“Doulas and After-Death Care” is a new course from Lee Webster. It’s purpose-built to answer all of the specific questions death doulas have about operating in the real world.
This course has been a long time coming.
When we started the National End of Life Doula Alliance (NEDA), with Merilynne Rush, Patty Burgess, Susan O’Brien, Tara Estes, Deanna Cochran, and myself, I was clear that my real role was going to be to hold the line for home funeral guides and families. Merilynne and I had spent years advocating for after-death care; mostly after death care educators, support for family directed funerals, and now we were going to find ways to support all doulas of practice before the death occurred with an organization that welcomed everyone regardless of training or experience or lack of it.
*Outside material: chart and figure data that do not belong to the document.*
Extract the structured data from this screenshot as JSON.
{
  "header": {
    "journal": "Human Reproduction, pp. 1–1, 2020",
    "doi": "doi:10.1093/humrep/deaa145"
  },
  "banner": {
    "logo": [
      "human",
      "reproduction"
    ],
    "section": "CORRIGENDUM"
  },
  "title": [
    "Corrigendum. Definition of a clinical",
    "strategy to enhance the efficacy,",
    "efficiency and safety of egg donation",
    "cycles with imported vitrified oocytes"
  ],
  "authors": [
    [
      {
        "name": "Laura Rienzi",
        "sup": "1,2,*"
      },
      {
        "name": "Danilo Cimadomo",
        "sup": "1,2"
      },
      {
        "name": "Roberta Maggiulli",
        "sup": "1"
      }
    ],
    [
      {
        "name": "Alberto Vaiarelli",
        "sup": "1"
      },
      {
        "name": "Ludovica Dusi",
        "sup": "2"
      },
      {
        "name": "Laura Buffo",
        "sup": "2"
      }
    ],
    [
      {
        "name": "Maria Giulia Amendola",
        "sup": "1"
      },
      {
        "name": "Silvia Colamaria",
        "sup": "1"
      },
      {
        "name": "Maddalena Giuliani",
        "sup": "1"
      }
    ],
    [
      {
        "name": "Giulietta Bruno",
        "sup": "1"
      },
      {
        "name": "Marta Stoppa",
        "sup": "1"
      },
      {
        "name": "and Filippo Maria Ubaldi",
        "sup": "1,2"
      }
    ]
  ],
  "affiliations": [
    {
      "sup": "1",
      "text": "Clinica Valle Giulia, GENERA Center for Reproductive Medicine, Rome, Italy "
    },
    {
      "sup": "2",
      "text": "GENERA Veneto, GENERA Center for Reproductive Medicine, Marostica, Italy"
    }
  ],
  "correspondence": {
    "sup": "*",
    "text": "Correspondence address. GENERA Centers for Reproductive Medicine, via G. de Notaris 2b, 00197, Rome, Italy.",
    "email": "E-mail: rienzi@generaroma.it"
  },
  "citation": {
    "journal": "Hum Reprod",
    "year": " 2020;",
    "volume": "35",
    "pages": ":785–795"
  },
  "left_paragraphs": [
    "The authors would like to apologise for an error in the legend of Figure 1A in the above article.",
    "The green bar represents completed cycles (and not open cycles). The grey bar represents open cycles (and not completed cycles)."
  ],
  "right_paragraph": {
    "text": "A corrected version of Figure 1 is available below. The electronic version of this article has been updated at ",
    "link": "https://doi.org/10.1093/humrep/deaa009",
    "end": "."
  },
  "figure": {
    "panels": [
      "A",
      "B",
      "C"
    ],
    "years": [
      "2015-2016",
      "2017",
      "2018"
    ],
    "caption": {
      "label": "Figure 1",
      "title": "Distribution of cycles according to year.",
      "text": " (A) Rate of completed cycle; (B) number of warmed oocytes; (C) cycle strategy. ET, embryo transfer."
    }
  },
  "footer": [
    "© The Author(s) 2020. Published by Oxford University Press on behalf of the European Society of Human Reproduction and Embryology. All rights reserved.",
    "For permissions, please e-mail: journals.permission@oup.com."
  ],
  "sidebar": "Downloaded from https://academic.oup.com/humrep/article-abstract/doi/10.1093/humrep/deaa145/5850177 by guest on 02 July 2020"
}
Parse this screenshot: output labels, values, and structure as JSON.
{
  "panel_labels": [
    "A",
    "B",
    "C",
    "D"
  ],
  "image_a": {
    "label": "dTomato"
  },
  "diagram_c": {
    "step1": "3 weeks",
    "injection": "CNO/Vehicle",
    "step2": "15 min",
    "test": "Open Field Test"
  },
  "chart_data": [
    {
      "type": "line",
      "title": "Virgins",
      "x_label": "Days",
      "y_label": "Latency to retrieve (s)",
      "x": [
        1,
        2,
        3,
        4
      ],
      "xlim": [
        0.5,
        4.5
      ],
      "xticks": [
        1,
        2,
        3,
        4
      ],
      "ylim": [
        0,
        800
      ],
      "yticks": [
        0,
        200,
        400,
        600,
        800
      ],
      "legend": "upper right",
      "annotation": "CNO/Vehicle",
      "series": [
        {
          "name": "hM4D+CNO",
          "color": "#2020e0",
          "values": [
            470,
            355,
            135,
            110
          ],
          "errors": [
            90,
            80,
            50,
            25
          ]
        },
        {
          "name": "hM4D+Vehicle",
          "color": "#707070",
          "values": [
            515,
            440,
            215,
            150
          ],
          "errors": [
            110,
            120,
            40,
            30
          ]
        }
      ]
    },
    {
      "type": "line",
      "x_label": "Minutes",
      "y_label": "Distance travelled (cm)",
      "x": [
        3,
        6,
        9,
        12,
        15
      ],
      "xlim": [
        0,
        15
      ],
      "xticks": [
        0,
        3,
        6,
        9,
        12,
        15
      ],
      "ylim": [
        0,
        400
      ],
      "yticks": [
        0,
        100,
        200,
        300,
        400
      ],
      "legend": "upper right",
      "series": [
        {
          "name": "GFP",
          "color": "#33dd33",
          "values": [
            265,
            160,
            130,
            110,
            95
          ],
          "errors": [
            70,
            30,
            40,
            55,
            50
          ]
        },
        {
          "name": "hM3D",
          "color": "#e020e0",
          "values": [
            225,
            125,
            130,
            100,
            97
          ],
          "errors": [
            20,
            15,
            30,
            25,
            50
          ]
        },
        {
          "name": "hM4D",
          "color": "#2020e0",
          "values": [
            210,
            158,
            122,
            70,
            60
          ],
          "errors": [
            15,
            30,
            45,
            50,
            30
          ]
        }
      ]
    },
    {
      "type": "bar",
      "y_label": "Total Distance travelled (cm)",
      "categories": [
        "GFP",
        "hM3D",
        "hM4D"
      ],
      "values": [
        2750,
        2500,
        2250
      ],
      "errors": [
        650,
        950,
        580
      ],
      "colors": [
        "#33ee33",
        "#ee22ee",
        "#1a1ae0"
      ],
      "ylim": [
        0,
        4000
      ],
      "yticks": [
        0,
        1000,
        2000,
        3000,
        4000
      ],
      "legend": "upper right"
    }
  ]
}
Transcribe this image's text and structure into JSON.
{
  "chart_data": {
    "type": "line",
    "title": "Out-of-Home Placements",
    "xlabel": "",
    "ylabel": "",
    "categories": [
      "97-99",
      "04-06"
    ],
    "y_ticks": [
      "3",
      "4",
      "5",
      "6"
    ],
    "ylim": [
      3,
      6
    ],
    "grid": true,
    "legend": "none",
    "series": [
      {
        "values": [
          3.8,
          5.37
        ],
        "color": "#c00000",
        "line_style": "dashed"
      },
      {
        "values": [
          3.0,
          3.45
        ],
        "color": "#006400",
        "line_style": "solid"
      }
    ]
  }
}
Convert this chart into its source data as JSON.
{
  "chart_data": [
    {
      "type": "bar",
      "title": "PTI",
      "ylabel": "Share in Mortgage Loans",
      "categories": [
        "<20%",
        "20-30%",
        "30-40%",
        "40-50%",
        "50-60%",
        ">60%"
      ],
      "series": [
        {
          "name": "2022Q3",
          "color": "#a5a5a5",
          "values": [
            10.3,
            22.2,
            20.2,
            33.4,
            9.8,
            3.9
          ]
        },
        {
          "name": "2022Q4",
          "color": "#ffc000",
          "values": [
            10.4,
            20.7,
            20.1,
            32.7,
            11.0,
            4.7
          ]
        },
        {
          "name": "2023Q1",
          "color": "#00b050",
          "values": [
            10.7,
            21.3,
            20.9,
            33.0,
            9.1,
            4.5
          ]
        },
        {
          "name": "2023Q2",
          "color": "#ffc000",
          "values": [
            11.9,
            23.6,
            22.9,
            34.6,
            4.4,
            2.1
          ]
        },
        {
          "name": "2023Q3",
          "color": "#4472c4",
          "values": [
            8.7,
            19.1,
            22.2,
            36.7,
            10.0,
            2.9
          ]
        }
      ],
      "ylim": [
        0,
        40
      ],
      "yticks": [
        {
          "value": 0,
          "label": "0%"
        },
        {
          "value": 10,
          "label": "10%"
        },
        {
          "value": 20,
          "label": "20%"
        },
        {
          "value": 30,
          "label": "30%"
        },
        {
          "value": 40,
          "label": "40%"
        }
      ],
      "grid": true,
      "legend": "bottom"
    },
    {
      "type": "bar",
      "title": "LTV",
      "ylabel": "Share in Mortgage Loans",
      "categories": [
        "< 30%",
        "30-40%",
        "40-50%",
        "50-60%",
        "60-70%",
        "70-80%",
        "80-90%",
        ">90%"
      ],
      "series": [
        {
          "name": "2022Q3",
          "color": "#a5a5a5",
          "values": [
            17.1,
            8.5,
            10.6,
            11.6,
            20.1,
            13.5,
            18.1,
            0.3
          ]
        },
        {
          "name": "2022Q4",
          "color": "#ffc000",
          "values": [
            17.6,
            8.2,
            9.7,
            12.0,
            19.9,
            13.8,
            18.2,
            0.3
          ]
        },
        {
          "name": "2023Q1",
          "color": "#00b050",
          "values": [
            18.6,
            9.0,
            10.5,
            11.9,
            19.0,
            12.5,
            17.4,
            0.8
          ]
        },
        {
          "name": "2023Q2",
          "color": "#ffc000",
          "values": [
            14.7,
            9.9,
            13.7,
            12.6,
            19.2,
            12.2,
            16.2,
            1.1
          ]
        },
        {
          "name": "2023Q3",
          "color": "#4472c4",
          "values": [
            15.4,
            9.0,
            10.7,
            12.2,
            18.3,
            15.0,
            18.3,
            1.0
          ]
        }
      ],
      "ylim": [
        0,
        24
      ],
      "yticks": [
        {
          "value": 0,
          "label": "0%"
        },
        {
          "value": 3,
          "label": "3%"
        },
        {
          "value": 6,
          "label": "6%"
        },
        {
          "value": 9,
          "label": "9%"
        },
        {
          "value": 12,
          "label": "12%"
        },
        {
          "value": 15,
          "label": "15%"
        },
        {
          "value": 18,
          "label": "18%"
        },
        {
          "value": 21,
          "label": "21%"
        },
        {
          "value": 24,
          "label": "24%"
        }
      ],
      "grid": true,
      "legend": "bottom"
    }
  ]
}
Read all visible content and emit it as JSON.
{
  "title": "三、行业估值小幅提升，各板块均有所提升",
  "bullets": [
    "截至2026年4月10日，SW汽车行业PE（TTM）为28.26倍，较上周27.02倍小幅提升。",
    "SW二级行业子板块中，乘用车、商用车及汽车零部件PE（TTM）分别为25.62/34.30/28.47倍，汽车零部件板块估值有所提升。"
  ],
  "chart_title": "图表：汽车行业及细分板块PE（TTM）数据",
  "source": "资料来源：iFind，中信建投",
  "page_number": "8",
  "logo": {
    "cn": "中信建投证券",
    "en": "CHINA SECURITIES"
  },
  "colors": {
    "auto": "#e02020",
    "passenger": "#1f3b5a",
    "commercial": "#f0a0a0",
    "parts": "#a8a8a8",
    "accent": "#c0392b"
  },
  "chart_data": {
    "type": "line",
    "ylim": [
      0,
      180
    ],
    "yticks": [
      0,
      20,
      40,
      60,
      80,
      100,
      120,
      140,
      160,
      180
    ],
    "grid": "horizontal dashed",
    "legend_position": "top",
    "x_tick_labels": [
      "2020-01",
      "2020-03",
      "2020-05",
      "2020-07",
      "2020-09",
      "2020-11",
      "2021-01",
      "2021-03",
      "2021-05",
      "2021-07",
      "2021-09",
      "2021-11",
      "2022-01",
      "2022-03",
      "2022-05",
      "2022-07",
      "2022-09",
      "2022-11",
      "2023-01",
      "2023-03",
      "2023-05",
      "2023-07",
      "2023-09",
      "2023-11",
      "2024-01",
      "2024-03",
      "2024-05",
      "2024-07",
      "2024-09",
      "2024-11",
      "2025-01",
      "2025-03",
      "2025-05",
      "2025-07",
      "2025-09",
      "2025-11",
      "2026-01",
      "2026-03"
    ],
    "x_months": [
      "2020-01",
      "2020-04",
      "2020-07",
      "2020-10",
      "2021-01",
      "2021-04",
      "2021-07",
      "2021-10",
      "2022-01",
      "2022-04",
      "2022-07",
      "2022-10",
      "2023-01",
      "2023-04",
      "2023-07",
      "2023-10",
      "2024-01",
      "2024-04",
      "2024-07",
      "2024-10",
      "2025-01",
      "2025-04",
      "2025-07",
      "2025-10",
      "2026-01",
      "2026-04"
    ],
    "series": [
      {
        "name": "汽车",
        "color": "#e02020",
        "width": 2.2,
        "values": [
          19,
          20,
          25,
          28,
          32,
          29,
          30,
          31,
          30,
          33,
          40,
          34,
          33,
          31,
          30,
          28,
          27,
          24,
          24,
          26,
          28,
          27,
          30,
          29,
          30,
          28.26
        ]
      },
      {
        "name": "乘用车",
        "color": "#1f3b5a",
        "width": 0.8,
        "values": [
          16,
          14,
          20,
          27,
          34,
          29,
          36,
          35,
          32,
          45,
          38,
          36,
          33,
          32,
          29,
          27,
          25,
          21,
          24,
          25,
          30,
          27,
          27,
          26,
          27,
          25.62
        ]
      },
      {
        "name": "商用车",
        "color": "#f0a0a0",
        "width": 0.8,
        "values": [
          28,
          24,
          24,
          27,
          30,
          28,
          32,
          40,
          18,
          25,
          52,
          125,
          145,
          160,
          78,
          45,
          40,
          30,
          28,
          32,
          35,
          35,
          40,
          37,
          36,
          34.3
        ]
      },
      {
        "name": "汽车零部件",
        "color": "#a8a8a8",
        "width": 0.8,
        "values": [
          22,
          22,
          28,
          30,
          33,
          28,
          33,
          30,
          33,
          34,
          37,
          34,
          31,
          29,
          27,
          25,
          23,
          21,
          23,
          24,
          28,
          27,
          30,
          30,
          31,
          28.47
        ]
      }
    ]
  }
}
Not long after we got NEDA up and running, we founders found ourselves in an Airbnb overlooking Capitol Hill in Washington D.C. where we were about to meet for the first time as part of the newly formed National Hospice and Palliative Care Organizations’ doula council. We stayed up half the night talking about what happens when a death actually occurs, and it became clear to me that doula trainers, even my esteemed colleagues in that room (in our pajamas with wine) weren’t versed in what could happen if doulas continue to charge for practice or what to do when someone dies.
The main focus of the course is the funeral laws that apply to doulas who choose to support families once death occurs.
Why do they need a course like this?
Because what happens to our bodies after death is now solidly invested in a regulated, licensed profession that deliberately distances families from death in general, and they’re deceased in particular. In order to take that access and privilege back, people need to know what the law is to avoid running afoul of a very bright line that’s been drawn.
Crossing it could jeopardize their helper’s right to practice, and in the long run, the rights of all Americans to care for their own dead, if laws are passed that restrict them, as has already happened in 10 states.
It’s our obligation as doulas and after-death care educators to protect the rights of our families with clear information about what’s legal and what isn’t, what services can be charged for, and when. Doulas can cross into the after death sphere and teach those who’ve lost the art of caring for our dead in their own homes. How to, as I always phrase it, operate a washcloth without ending up in the hoosgow.
It’s a surprising amount to know before entering this arena, and my intention is to be sure anyone taking the course who works in end-of-life doula support, can transition seamlessly from before to after death.
There are lessons on who’s in charge and when, what paperwork looks like, how to complete and file it, what body care and vigils look like after the death, and all kinds of ready-made forms and agreements and such, so you don’t have to reinvent it all for your practice. My pal Dina Stander also stopped by with a fabulous lesson on holistic fee setting and sliding scales that’s sensible and compassionate and legal.
Merilynne and I also led the way in developing the need a after death care educator proficiency assessment in badge that’s based on core competency we designed early on. We’ll cover everything you need to know to earn yours. I think the course is going to fill some major gaps for doulas who gravitate toward what happens after death, and for those are only interested really in home funerals. I know it’s the course I wish I’d had.